Sunday, July 11, 2010

Brains, Babies, and.....Lasers





Hello friends! I am currently working in the Child Study Center, specifically, in the Child Neuroscience Lab under Dr. Kevin Pelphrey. What my lab does is use fMRI, eye-tracking, and fNIRS (Near-InfraRed Spectroscopy) to monitor the comparative brain states of children with and without Autism Spectrum Disorders. There are a few areas we're particularly interested in: the Superior Temporal Sulcus, the Anterior Cingulate Cortex, the Fusiform Face Area, and the Amygdala stand out particularly well. I'm also experimenting with the NIRS device, which fires lasers into the brain and then delivers a cortical image with the temporal resolution of an EEG, and a spatial resolution that's significantly higher than said device. I'm also helping out with some experiments and coding eye-tracking for Willy Wonka and the Chocolate Factory. I'll never be able to watch that movie the same way again.

Displayed here are some photos of what I do...generally speaking. And the brain is mine; no HIPAA violations for me!

Thursday, July 1, 2010

Sad Science

Sometimes you have lots of protein, and then it degrades over the course of your purification, and then you have no protein. And then you are sad because you don't have anything to present on lab meeting on Monday other than complete and utter failure. and dispair. and sadness. and tears. maybe I will take pictures of my tears instead of my failed gels.
Also, I would like to point out that biology is epically winning the poll right now. However, if you combine biology and chemistry and physics into 'biophysics and biochemistry' it would TOTALLY dominate over say, geoscience. Just sayin.
Well, I'm taking the weekend off from my scientific failures and I'm going to Vienna. I will eat cake and be happy.
-Julia

Turtles! Ducks! Stability of Ice/Rock Mixtures with Application to Titan!
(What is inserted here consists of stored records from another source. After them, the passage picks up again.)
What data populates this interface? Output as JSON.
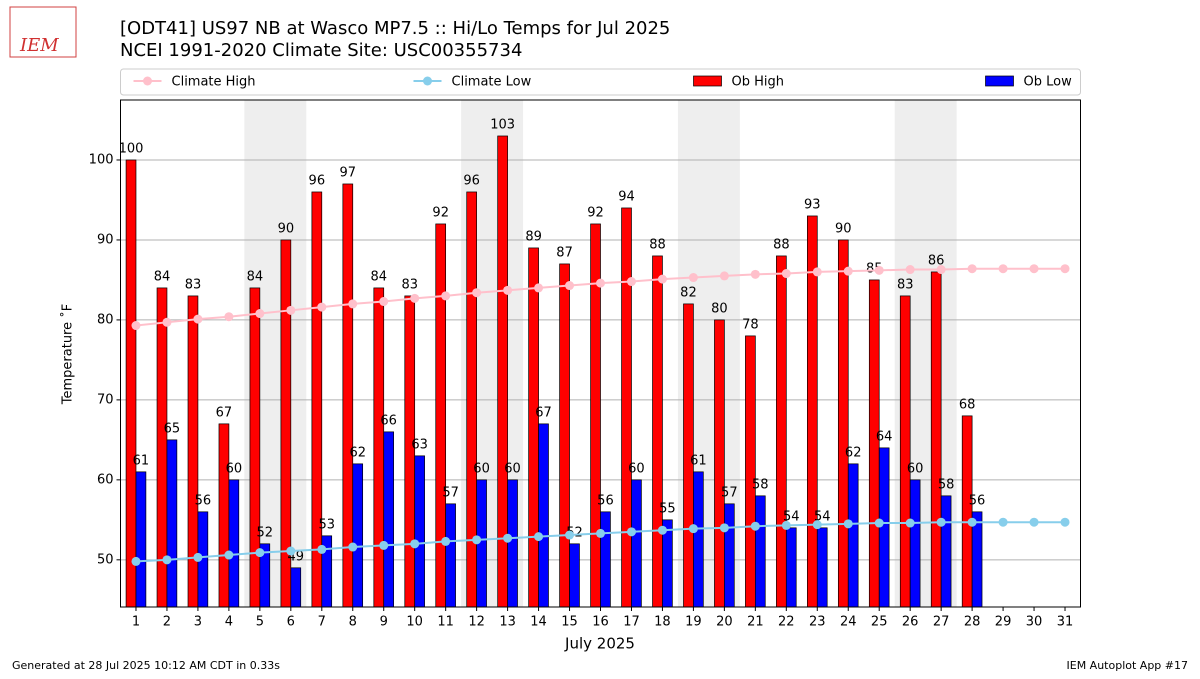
{
  "chart_data": {
    "type": "bar",
    "title": "[ODT41] US97 NB at Wasco MP7.5  :: Hi/Lo Temps for Jul 2025",
    "subtitle": "NCEI 1991-2020 Climate Site: USC00355734",
    "logo_text": "IEM",
    "xlabel": "July 2025",
    "ylabel": "Temperature ˚F",
    "footer_left": "Generated at 28 Jul 2025 10:12 AM CDT in 0.33s",
    "footer_right": "IEM Autoplot App #17",
    "x": [
      1,
      2,
      3,
      4,
      5,
      6,
      7,
      8,
      9,
      10,
      11,
      12,
      13,
      14,
      15,
      16,
      17,
      18,
      19,
      20,
      21,
      22,
      23,
      24,
      25,
      26,
      27,
      28,
      29,
      30,
      31
    ],
    "xlim": [
      0.5,
      31.5
    ],
    "ylim": [
      44.1,
      107.5
    ],
    "yticks": [
      50,
      60,
      70,
      80,
      90,
      100
    ],
    "grid": true,
    "shaded_days": [
      [
        5,
        6
      ],
      [
        12,
        13
      ],
      [
        19,
        20
      ],
      [
        26,
        27
      ]
    ],
    "shade_color": "#eeeeee",
    "legend": "top",
    "series": [
      {
        "name": "Climate High",
        "type": "line",
        "color": "#ffc0cb",
        "values": [
          79.3,
          79.7,
          80.1,
          80.4,
          80.8,
          81.2,
          81.6,
          82.0,
          82.3,
          82.7,
          83.0,
          83.4,
          83.7,
          84.0,
          84.3,
          84.6,
          84.8,
          85.1,
          85.3,
          85.5,
          85.7,
          85.8,
          86.0,
          86.1,
          86.2,
          86.3,
          86.3,
          86.4,
          86.4,
          86.4,
          86.4
        ]
      },
      {
        "name": "Climate Low",
        "type": "line",
        "color": "#87ceeb",
        "values": [
          49.8,
          50.0,
          50.3,
          50.6,
          50.9,
          51.1,
          51.3,
          51.6,
          51.8,
          52.0,
          52.3,
          52.5,
          52.7,
          52.9,
          53.1,
          53.3,
          53.5,
          53.7,
          53.9,
          54.0,
          54.2,
          54.3,
          54.4,
          54.5,
          54.6,
          54.6,
          54.7,
          54.7,
          54.7,
          54.7,
          54.7
        ]
      },
      {
        "name": "Ob High",
        "type": "bar",
        "color": "#ff0000",
        "values": [
          100,
          84,
          83,
          67,
          84,
          90,
          96,
          97,
          84,
          83,
          92,
          96,
          103,
          89,
          87,
          92,
          94,
          88,
          82,
          80,
          78,
          88,
          93,
          90,
          85,
          83,
          86,
          68,
          null,
          null,
          null
        ]
      },
      {
        "name": "Ob Low",
        "type": "bar",
        "color": "#0000ff",
        "values": [
          61,
          65,
          56,
          60,
          52,
          49,
          53,
          62,
          66,
          63,
          57,
          60,
          60,
          67,
          52,
          56,
          60,
          55,
          61,
          57,
          58,
          54,
          54,
          62,
          64,
          60,
          58,
          56,
          null,
          null,
          null
        ]
      }
    ]
  }
}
Hello Adoring Fans! Let me tell you a story. About 4.55 billion years ago, in a spinning disk/cloud of dust, gas, and other stuff, our solar system began to form. The sun turned on. C1 chondrites (awesome meteorites) condensed, preserving a key to the bulk elemental composition of the solar system. About 30-50 million years later, something about the size of Mars slammed into the proto-Earth, fucking melting the shit out of everything and flinging a cloud of debris into space that eventually condensed into our Moon. But before that, in the vicinity of Saturn, something very special was happening. Titan, the second largest satellite in the Solar System and currently the only celestial body in the Solar System besides Earth to have large, stable bodies of liquid on its surface, began to form out of various bodies with inhomogeneous density. Various processes occurred, driven by the relative densities of ice/rock mixtures within the planet and by the ability of convection to remove radiogenic heat. Recent measurements of Titan's gravitational field (gathered by Doppler Tracking the Cassini spacecraft during a few flybys) allowed the determination of it's moment of inertia coefficient. Like Callisto (but unlike Ganymede!), Titan is incompletely differentiated. That is, unlike Earth, its deep interior does not feature defined layers with distinct composition (iron-rich core and silicate mantle in the Earth, in contrast). So, there's probably a layer of intermixed ice and rock.

HOW DID THIS HAPPEN? IS THIS CONFIGURATION STABLE?!?!?!?!? WHAT CONSTRAINTS DOES THIS PLACE ON THE CONDITIONS OF ITS ACCRETION?!?!?!?!!?

I DON'T KNOW I DON'T KNOW I'VE BEEN DOING THIS FOR TWO DAYS STOP YELLING PLEAZE.

But before classes start, I will have something coherent to say.

And possibly pictures of a gathering of infinite turtles.

Yes.

Oh PS - I'm working at CalTech now. It's very pretty here. Lots of sunshine and palm trees and turtles. Have I mentioned the turtles? I saw two ducks today too. They appeared to be friends with the turtles. Turtles! It's turtles all the way down!